To understand whether genotpye (type of disease-causing mutation) is linked to PFIC severity and the risk of needing a liver transplant, a team of researchers in Tunisia combined data from 18 published studies reporting data on a total of 420 children and adolescents with PFIC types 1-4.

Half of the studies were conducted in Europe, and 27.8% in Asia. Three studies were conducted in the U.S. and other countries. The number of patients in each study ranged from three to 120.

Of the 420 children and adolescents, 193 (44%) eventually underwent liver transplant. The proportion of patients requiring a liver transplant varied by type of PFIC. It was highest in PFIC1 (61%), followed by PFIC2 (47%), PFIC4 (40%), and PFIC3 (39%).

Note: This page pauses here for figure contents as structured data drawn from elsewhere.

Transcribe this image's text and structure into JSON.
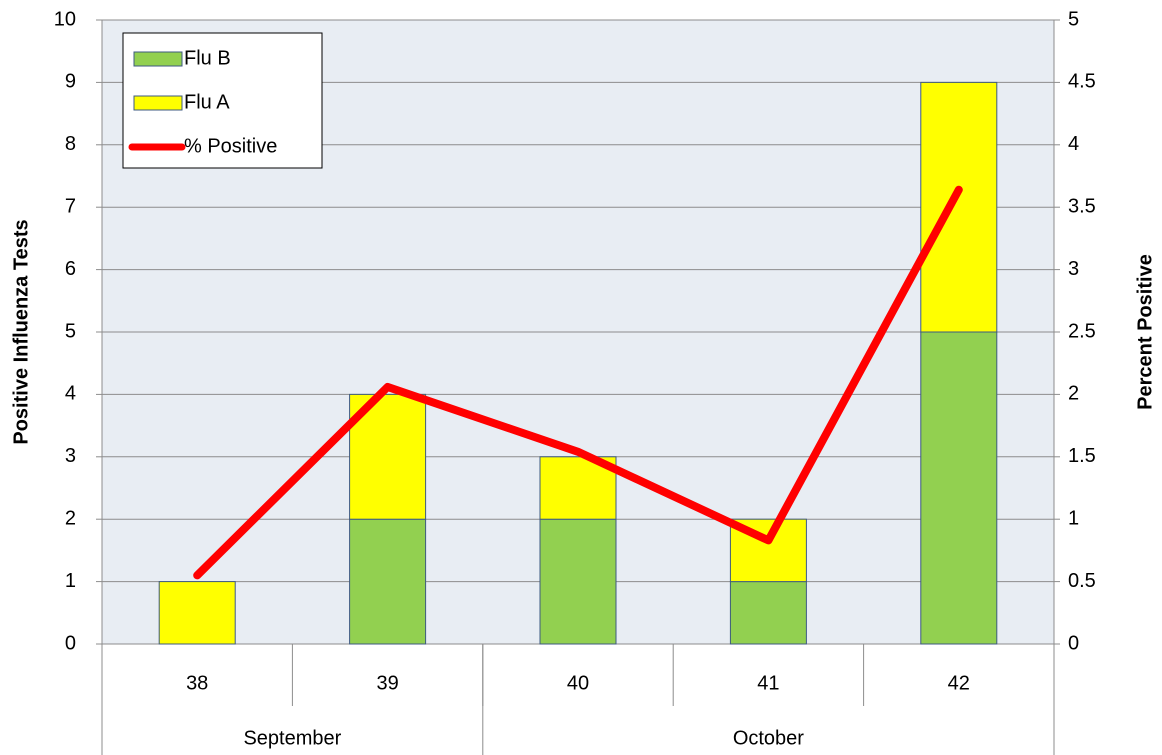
{
  "chart_data": {
    "type": "bar",
    "categories": [
      "38",
      "39",
      "40",
      "41",
      "42"
    ],
    "x_groups": [
      {
        "label": "September",
        "size": 2
      },
      {
        "label": "October",
        "size": 3
      }
    ],
    "y_label": "Positive Influenza Tests",
    "y2_label": "Percent Positive",
    "series": [
      {
        "name": "Flu B",
        "type": "bar",
        "color": "#92d050",
        "values": [
          0,
          2,
          2,
          1,
          5
        ]
      },
      {
        "name": "Flu A",
        "type": "bar",
        "color": "#ffff00",
        "values": [
          1,
          2,
          1,
          1,
          4
        ]
      },
      {
        "name": "% Positive",
        "type": "line",
        "axis": "y2",
        "color": "#ff0000",
        "values": [
          0.55,
          2.06,
          1.54,
          0.83,
          3.64
        ]
      }
    ],
    "stacked": true,
    "ylim": [
      0,
      10
    ],
    "yticks": [
      0,
      1,
      2,
      3,
      4,
      5,
      6,
      7,
      8,
      9,
      10
    ],
    "y2lim": [
      0,
      5
    ],
    "y2ticks": [
      0,
      0.5,
      1,
      1.5,
      2,
      2.5,
      3,
      3.5,
      4,
      4.5,
      5
    ],
    "grid": true,
    "legend": "upper-left"
  }
}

Available data showed that the most common indications of liver transplant included chronic liver failure, severe cirrhosis (permanent liver scarring), persistent cholestasis, severe itching (a common PFIC symptom), and complications such as portal hypertension (high blood pressure in the major vein supplying the liver) and fluid buildup in the abdomen.

Many studies reported that patients received treatments before liver transplant. These included ursodeoxycholic acid (UDCA), a medication that helps bile flow, and biliary diversion surgery, a procedure that redirects bile to prevent bile from accumulating in the liver. However, information about treatment response was often incomplete.

A total of 105 participants (25%) had null genotypes, meaning their mutated gene produced little or no working protein, and 315 (75%) had non-null genotypes, meaning some protein function remained.

Statistical analyses of pooled data showed that participants with null genotypes were significantly more likely, by nearly threefold, to undergo liver transplant than those with non-null genotypes.

The increased odds remained consistent across PFIC types, suggesting that the type of mutation may be an important predictor of how disease will progress regardless of PFIC type. The team noted that the PFIC4 subgroup was excluded from this analysis because only one study included it.

Also, PFIC1 and PFIC3 subgroups were comprised of a smaller number of studies and participants relative to the PFIC2 subgroup, “meaning that the analysis may not be able to detect subgroup differences,” the researchers wrote.

“This meta-analysis contributed to shedding more light on a potential link between types of genotypes in PFIC diseases and the indication of LT,” the team concluded. “Particularly, LT was found to be performed more frequently in patients harboring null genotypes.”